Cumhuriyet değil midir, yüz yıldır yeraltı ve yerüstü kaynaklarımızı Batı’ya peşkeş çeken; Kendi fakirleştikçe onları zengin eden?
Cumhuriyet değil midir, yüz yıldır tüm zenginliklerine rağmen en fakir hayatı bizlere reva gören?
Cumhuriyet değil midir; yanı başımızda Irak, Suriye ve şu an Filistin’deki kardeşlerimiz kafirlerin şiddetli saldırılarına maruz kalmasına ve yeryüzü onlara dar gelmesine rağmen ordularını kışlalarda bekletip onların yardım çağrılarına karşı kör ve sağır kesilen?
Tüm bu vb. zulümlerin miladı olan 29 Ekim’de kutlanan nedir?

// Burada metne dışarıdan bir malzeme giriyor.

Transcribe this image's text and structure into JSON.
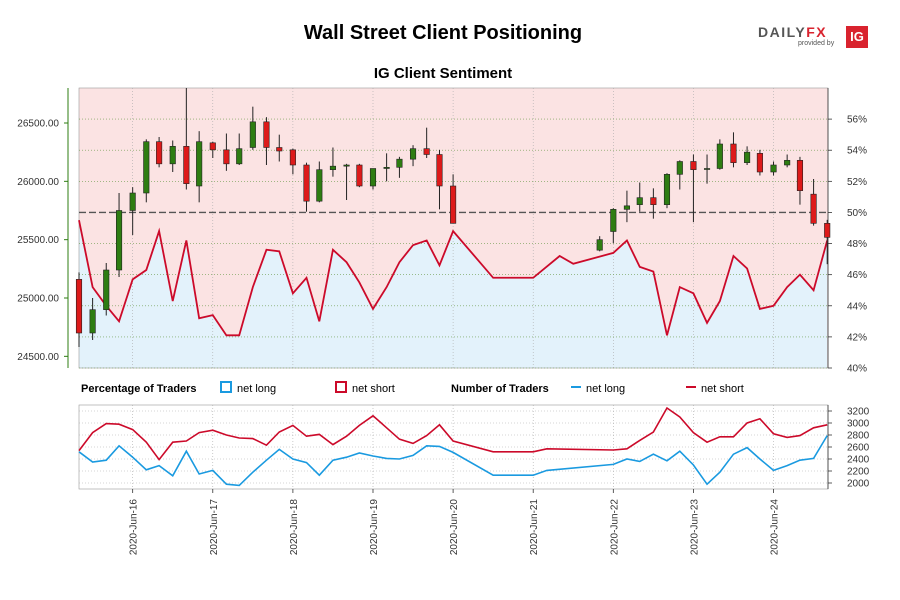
{
  "header": {
    "title": "Wall Street Client Positioning",
    "subtitle": "IG Client Sentiment",
    "logo_text_a": "DAILY",
    "logo_text_b": "FX",
    "logo_sub": "provided by",
    "logo_badge": "IG"
  },
  "legend": {
    "pct_heading": "Percentage of Traders",
    "pct_long": "net long",
    "pct_short": "net short",
    "num_heading": "Number of Traders",
    "num_long": "net long",
    "num_short": "net short"
  },
  "colors": {
    "long": "#1a9ae0",
    "short": "#cc0a2a",
    "bull_candle": "#2e7d12",
    "bear_candle": "#dd1a1a",
    "short_zone": "#fbe3e3",
    "long_zone": "#e3f2fb",
    "left_axis": "#2e7d12"
  },
  "chart_data": [
    {
      "type": "candlestick",
      "title": "IG Client Sentiment",
      "y_left_ticks": [
        "24500.00",
        "25000.00",
        "25500.00",
        "26000.00",
        "26500.00"
      ],
      "y_left_range": [
        24400,
        26800
      ],
      "y_right_ticks": [
        "40%",
        "42%",
        "44%",
        "46%",
        "48%",
        "50%",
        "52%",
        "54%",
        "56%"
      ],
      "y_right_range": [
        40,
        58
      ],
      "x_ticks": [
        "2020-Jun-16",
        "2020-Jun-17",
        "2020-Jun-18",
        "2020-Jun-19",
        "2020-Jun-20",
        "2020-Jun-21",
        "2020-Jun-22",
        "2020-Jun-23",
        "2020-Jun-24"
      ],
      "x_range": [
        15.33,
        24.68
      ],
      "reference_line_pct": 50,
      "candles": [
        {
          "t": 15.33,
          "o": 25160,
          "h": 25220,
          "l": 24580,
          "c": 24700
        },
        {
          "t": 15.5,
          "o": 24700,
          "h": 25000,
          "l": 24640,
          "c": 24900
        },
        {
          "t": 15.67,
          "o": 24900,
          "h": 25300,
          "l": 24850,
          "c": 25240
        },
        {
          "t": 15.83,
          "o": 25240,
          "h": 25900,
          "l": 25180,
          "c": 25750
        },
        {
          "t": 16.0,
          "o": 25750,
          "h": 25950,
          "l": 25540,
          "c": 25900
        },
        {
          "t": 16.17,
          "o": 25900,
          "h": 26360,
          "l": 25820,
          "c": 26340
        },
        {
          "t": 16.33,
          "o": 26340,
          "h": 26380,
          "l": 26120,
          "c": 26150
        },
        {
          "t": 16.5,
          "o": 26150,
          "h": 26350,
          "l": 26080,
          "c": 26300
        },
        {
          "t": 16.67,
          "o": 26300,
          "h": 26800,
          "l": 25930,
          "c": 25980
        },
        {
          "t": 16.83,
          "o": 25960,
          "h": 26430,
          "l": 25820,
          "c": 26340
        },
        {
          "t": 17.0,
          "o": 26330,
          "h": 26340,
          "l": 26200,
          "c": 26270
        },
        {
          "t": 17.17,
          "o": 26270,
          "h": 26410,
          "l": 26090,
          "c": 26150
        },
        {
          "t": 17.33,
          "o": 26150,
          "h": 26410,
          "l": 26140,
          "c": 26280
        },
        {
          "t": 17.5,
          "o": 26290,
          "h": 26640,
          "l": 26270,
          "c": 26510
        },
        {
          "t": 17.67,
          "o": 26510,
          "h": 26550,
          "l": 26140,
          "c": 26290
        },
        {
          "t": 17.83,
          "o": 26290,
          "h": 26400,
          "l": 26170,
          "c": 26260
        },
        {
          "t": 18.0,
          "o": 26270,
          "h": 26280,
          "l": 26060,
          "c": 26140
        },
        {
          "t": 18.17,
          "o": 26140,
          "h": 26160,
          "l": 25740,
          "c": 25830
        },
        {
          "t": 18.33,
          "o": 25830,
          "h": 26170,
          "l": 25820,
          "c": 26100
        },
        {
          "t": 18.5,
          "o": 26100,
          "h": 26290,
          "l": 26040,
          "c": 26130
        },
        {
          "t": 18.67,
          "o": 26130,
          "h": 26150,
          "l": 25840,
          "c": 26140
        },
        {
          "t": 18.83,
          "o": 26140,
          "h": 26150,
          "l": 25950,
          "c": 25960
        },
        {
          "t": 19.0,
          "o": 25960,
          "h": 26110,
          "l": 25930,
          "c": 26110
        },
        {
          "t": 19.17,
          "o": 26110,
          "h": 26240,
          "l": 26000,
          "c": 26120
        },
        {
          "t": 19.33,
          "o": 26120,
          "h": 26210,
          "l": 26030,
          "c": 26190
        },
        {
          "t": 19.5,
          "o": 26190,
          "h": 26310,
          "l": 26130,
          "c": 26280
        },
        {
          "t": 19.67,
          "o": 26280,
          "h": 26460,
          "l": 26200,
          "c": 26230
        },
        {
          "t": 19.83,
          "o": 26230,
          "h": 26270,
          "l": 25760,
          "c": 25960
        },
        {
          "t": 20.0,
          "o": 25960,
          "h": 26060,
          "l": 25640,
          "c": 25640
        },
        {
          "t": 21.83,
          "o": 25410,
          "h": 25530,
          "l": 25400,
          "c": 25500
        },
        {
          "t": 22.0,
          "o": 25570,
          "h": 25770,
          "l": 25470,
          "c": 25760
        },
        {
          "t": 22.17,
          "o": 25760,
          "h": 25920,
          "l": 25650,
          "c": 25790
        },
        {
          "t": 22.33,
          "o": 25800,
          "h": 25990,
          "l": 25740,
          "c": 25860
        },
        {
          "t": 22.5,
          "o": 25860,
          "h": 25940,
          "l": 25680,
          "c": 25800
        },
        {
          "t": 22.67,
          "o": 25800,
          "h": 26070,
          "l": 25770,
          "c": 26060
        },
        {
          "t": 22.83,
          "o": 26060,
          "h": 26180,
          "l": 25930,
          "c": 26170
        },
        {
          "t": 23.0,
          "o": 26170,
          "h": 26230,
          "l": 25650,
          "c": 26100
        },
        {
          "t": 23.17,
          "o": 26110,
          "h": 26230,
          "l": 25980,
          "c": 26110
        },
        {
          "t": 23.33,
          "o": 26110,
          "h": 26360,
          "l": 26100,
          "c": 26320
        },
        {
          "t": 23.5,
          "o": 26320,
          "h": 26420,
          "l": 26120,
          "c": 26160
        },
        {
          "t": 23.67,
          "o": 26160,
          "h": 26300,
          "l": 26140,
          "c": 26250
        },
        {
          "t": 23.83,
          "o": 26240,
          "h": 26270,
          "l": 26050,
          "c": 26080
        },
        {
          "t": 24.0,
          "o": 26080,
          "h": 26170,
          "l": 26050,
          "c": 26140
        },
        {
          "t": 24.17,
          "o": 26140,
          "h": 26230,
          "l": 26120,
          "c": 26180
        },
        {
          "t": 24.33,
          "o": 26180,
          "h": 26210,
          "l": 25800,
          "c": 25920
        },
        {
          "t": 24.5,
          "o": 25890,
          "h": 26020,
          "l": 25620,
          "c": 25640
        },
        {
          "t": 24.67,
          "o": 25640,
          "h": 25670,
          "l": 25290,
          "c": 25520
        }
      ],
      "net_short_pct": {
        "t": [
          15.33,
          15.5,
          15.67,
          15.83,
          16.0,
          16.17,
          16.33,
          16.5,
          16.67,
          16.83,
          17.0,
          17.17,
          17.33,
          17.5,
          17.67,
          17.83,
          18.0,
          18.17,
          18.33,
          18.5,
          18.67,
          18.83,
          19.0,
          19.17,
          19.33,
          19.5,
          19.67,
          19.83,
          20.0,
          20.5,
          21.0,
          21.33,
          21.5,
          22.0,
          22.17,
          22.33,
          22.5,
          22.67,
          22.83,
          23.0,
          23.17,
          23.33,
          23.5,
          23.67,
          23.83,
          24.0,
          24.17,
          24.33,
          24.5,
          24.67
        ],
        "v": [
          49.5,
          45.2,
          44.0,
          43.0,
          45.7,
          46.3,
          48.8,
          44.3,
          48.2,
          43.2,
          43.4,
          42.1,
          42.1,
          45.2,
          47.6,
          47.5,
          44.8,
          45.8,
          43.0,
          47.6,
          46.8,
          45.5,
          43.8,
          45.2,
          46.8,
          47.9,
          48.2,
          46.6,
          48.8,
          45.8,
          45.8,
          47.2,
          46.7,
          47.4,
          48.2,
          46.5,
          46.2,
          42.1,
          45.2,
          44.8,
          42.9,
          44.3,
          47.2,
          46.4,
          43.8,
          44.0,
          45.2,
          46.0,
          45.0,
          48.2
        ]
      },
      "net_long_pct_fill": "below line"
    },
    {
      "type": "line",
      "title": "Number of Traders",
      "y_ticks": [
        "2000",
        "2200",
        "2400",
        "2600",
        "2800",
        "3000",
        "3200"
      ],
      "y_range": [
        1900,
        3300
      ],
      "x_range": [
        15.33,
        24.68
      ],
      "series": [
        {
          "name": "net long",
          "t": [
            15.33,
            15.5,
            15.67,
            15.83,
            16.0,
            16.17,
            16.33,
            16.5,
            16.67,
            16.83,
            17.0,
            17.17,
            17.33,
            17.5,
            17.67,
            17.83,
            18.0,
            18.17,
            18.33,
            18.5,
            18.67,
            18.83,
            19.0,
            19.17,
            19.33,
            19.5,
            19.67,
            19.83,
            20.0,
            20.5,
            21.0,
            21.17,
            22.0,
            22.17,
            22.33,
            22.5,
            22.67,
            22.83,
            23.0,
            23.17,
            23.33,
            23.5,
            23.67,
            23.83,
            24.0,
            24.17,
            24.33,
            24.5,
            24.67
          ],
          "v": [
            2520,
            2350,
            2380,
            2620,
            2430,
            2220,
            2290,
            2120,
            2530,
            2150,
            2210,
            1980,
            1960,
            2180,
            2380,
            2560,
            2400,
            2340,
            2130,
            2380,
            2430,
            2500,
            2450,
            2410,
            2400,
            2460,
            2620,
            2610,
            2510,
            2130,
            2130,
            2210,
            2310,
            2400,
            2360,
            2480,
            2370,
            2530,
            2300,
            1980,
            2180,
            2480,
            2590,
            2400,
            2210,
            2290,
            2380,
            2410,
            2790
          ]
        },
        {
          "name": "net short",
          "t": [
            15.33,
            15.5,
            15.67,
            15.83,
            16.0,
            16.17,
            16.33,
            16.5,
            16.67,
            16.83,
            17.0,
            17.17,
            17.33,
            17.5,
            17.67,
            17.83,
            18.0,
            18.17,
            18.33,
            18.5,
            18.67,
            18.83,
            19.0,
            19.17,
            19.33,
            19.5,
            19.67,
            19.83,
            20.0,
            20.5,
            21.0,
            21.17,
            22.0,
            22.17,
            22.33,
            22.5,
            22.67,
            22.83,
            23.0,
            23.17,
            23.33,
            23.5,
            23.67,
            23.83,
            24.0,
            24.17,
            24.33,
            24.5,
            24.67
          ],
          "v": [
            2540,
            2840,
            2990,
            2980,
            2890,
            2680,
            2390,
            2680,
            2700,
            2840,
            2880,
            2800,
            2750,
            2740,
            2630,
            2850,
            2960,
            2780,
            2810,
            2640,
            2780,
            2960,
            3120,
            2920,
            2730,
            2660,
            2790,
            2970,
            2700,
            2520,
            2520,
            2570,
            2550,
            2570,
            2710,
            2850,
            3250,
            3100,
            2840,
            2680,
            2770,
            2770,
            3000,
            3070,
            2820,
            2760,
            2790,
            2920,
            2970
          ]
        }
      ]
    }
  ]
}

Aramızda Allah’ın hükmü ile hükmeden devletimizin yıkılışı mı?
Peygamber SallAllahu Aleyhi ve Sellem’in kurduğu ve halifelere emanet ettiği, adaletin timsali olan Hilâfet’in kaldırılışı mı?

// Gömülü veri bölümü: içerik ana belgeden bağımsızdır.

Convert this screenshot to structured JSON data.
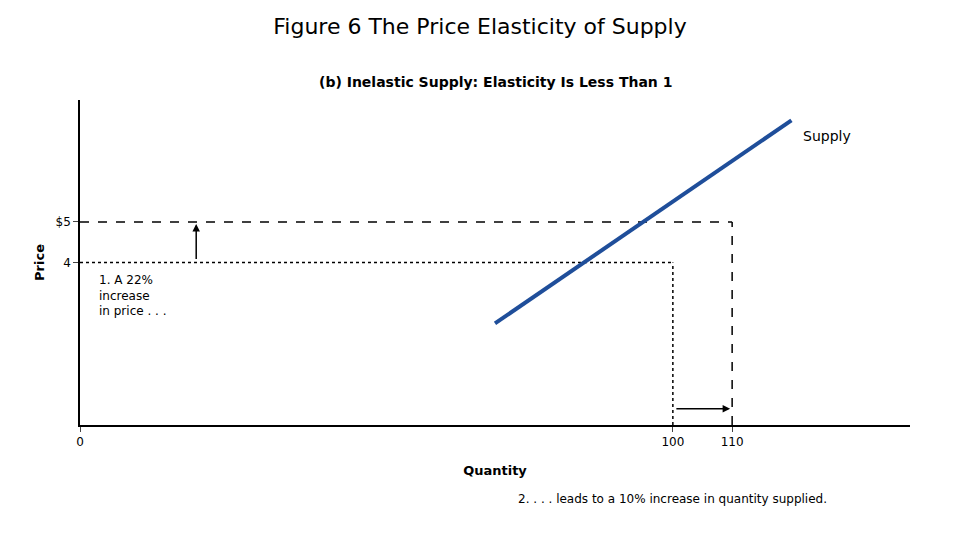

Bir Müslümanın kanı için, uykuyu kendine haram gören “adam gibi adam” yöneticilerin artık olmayacağı mı?
Müslümanların güvenliği için benliğini İslam’ın sancağının dalgalanmasına adayan koca yürekli komutanların artık yetişmeyeceği mi?
Allah’ın kelamını yüceltme esası ile yetişen nesiller ve toplumların soylarının tükenmesi mi?
Açıkçası, kimse neyin kutlandığını bilmiyor. Özgürlük naraları atan, İslam ve Müslümanları kendilerine düşman gören, Batı aşığı kimi zevat haricinde kimsenin benimsemediği bir cumhuriyet…
İslam ümmeti içerisinde hiçbir karşılı olmayan bu köhne sistemlerin artık hak ettiği yerde olma vakti geldi hatta geçiyor. Şüphesiz ki onların yeri ayaklarımızın altındadır.
“Eşref-i mahlukat” olarak yaratılan ve Allahu Teâlâ tarafından “halife” olarak nitelenenlerin, artık bu pananormal aktivitelerden teberri etmeleri gerekmektedir.
Zira vakit, azimleri ve cehtleri, kurulacak olan “İkinci Râşidî Hilâfet Devleti”nin aciliyetine verme vaktidir.